We have reviewed the Plaintiff-Appellant’s pleadings and submitted
evidence, and concur in the district court’s assessment that given the detailed
arguments and evidence Gilbert has thus far presented, he is capable of
adequately presenting his case. This is not the sort of case that will require
special skill such as is necessary to cross-examine a witness or give a closing
argument in a courtroom.

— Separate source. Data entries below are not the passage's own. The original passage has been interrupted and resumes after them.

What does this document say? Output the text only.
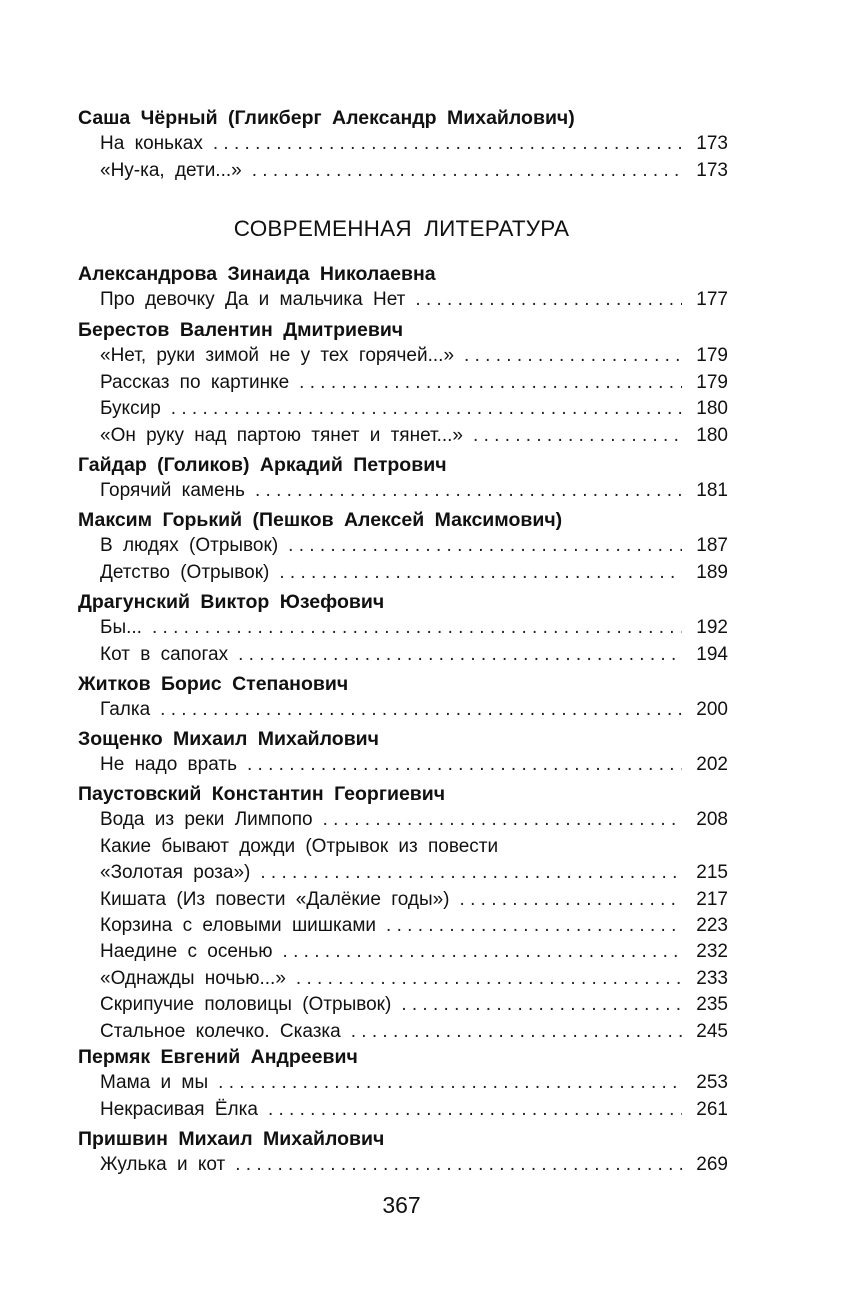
Саша Чёрный (Гликберг Александр Михайлович)
На коньках . . .	173
«Ну-ка, дети...» . . .	173
СОВРЕМЕННАЯ ЛИТЕРАТУРА
Александрова Зинаида Николаевна
Про девочку Да и мальчика Нет . . .	177
Берестов Валентин Дмитриевич
«Нет, руки зимой не у тех горячей...» . . .	179
Рассказ по картинке . . .	179
Буксир . . .	180
«Он руку над партою тянет и тянет...» . . .	180
Гайдар (Голиков) Аркадий Петрович
Горячий камень . . .	181
Максим Горький (Пешков Алексей Максимович)
В людях (Отрывок) . . .	187
Детство (Отрывок) . . .	189
Драгунский Виктор Юзефович
Бы... . . .	192
Кот в сапогах . . .	194
Житков Борис Степанович
Галка . . .	200
Зощенко Михаил Михайлович
Не надо врать . . .	202
Паустовский Константин Георгиевич
Вода из реки Лимпопо . . .	208
Какие бывают дожди (Отрывок из повести
«Золотая роза») . . .	215
Кишата (Из повести «Далёкие годы») . . .	217
Корзина с еловыми шишками . . .	223
Наедине с осенью . . .	232
«Однажды ночью...» . . .	233
Скрипучие половицы (Отрывок) . . .	235
Стальное колечко. Сказка . . .	245
Пермяк Евгений Андреевич
Мама и мы . . .	253
Некрасивая Ёлка . . .	261
Пришвин Михаил Михайлович
Жулька и кот . . .	269
367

As such, we do not find that the district court abused
its discretion in denying Gilbert’s motion for appointment of counsel on October
24, 2007.6
IV. CONCLUSION
Accordingly, for the aforementioned reasons, we AFFIRM the district
court’s April 15, 2008 entry of judgment in favor of the Defendant-Appellees,
with prejudice, on the Plaintiff-Appellant’s § 1983 claims for excessive force and
failure to intervene.
6
To the extent that Gilbert is asking this Court to review the district court’s denial of
his motion to appoint counsel for representation relating to the remainder of his severed
claims (specifically, the delayed access to medical treatment and failure to train/supervise
Bryan City employees claims), we cannot entertain his request. Because the district court
severed these claims on April 15, 2008, when it entered final judgment on his excessive force
and failure to intervene claims, we do not have jurisdiction to review the district court’s denial
of his motion to appoint counsel for the adjudication of the severed claims.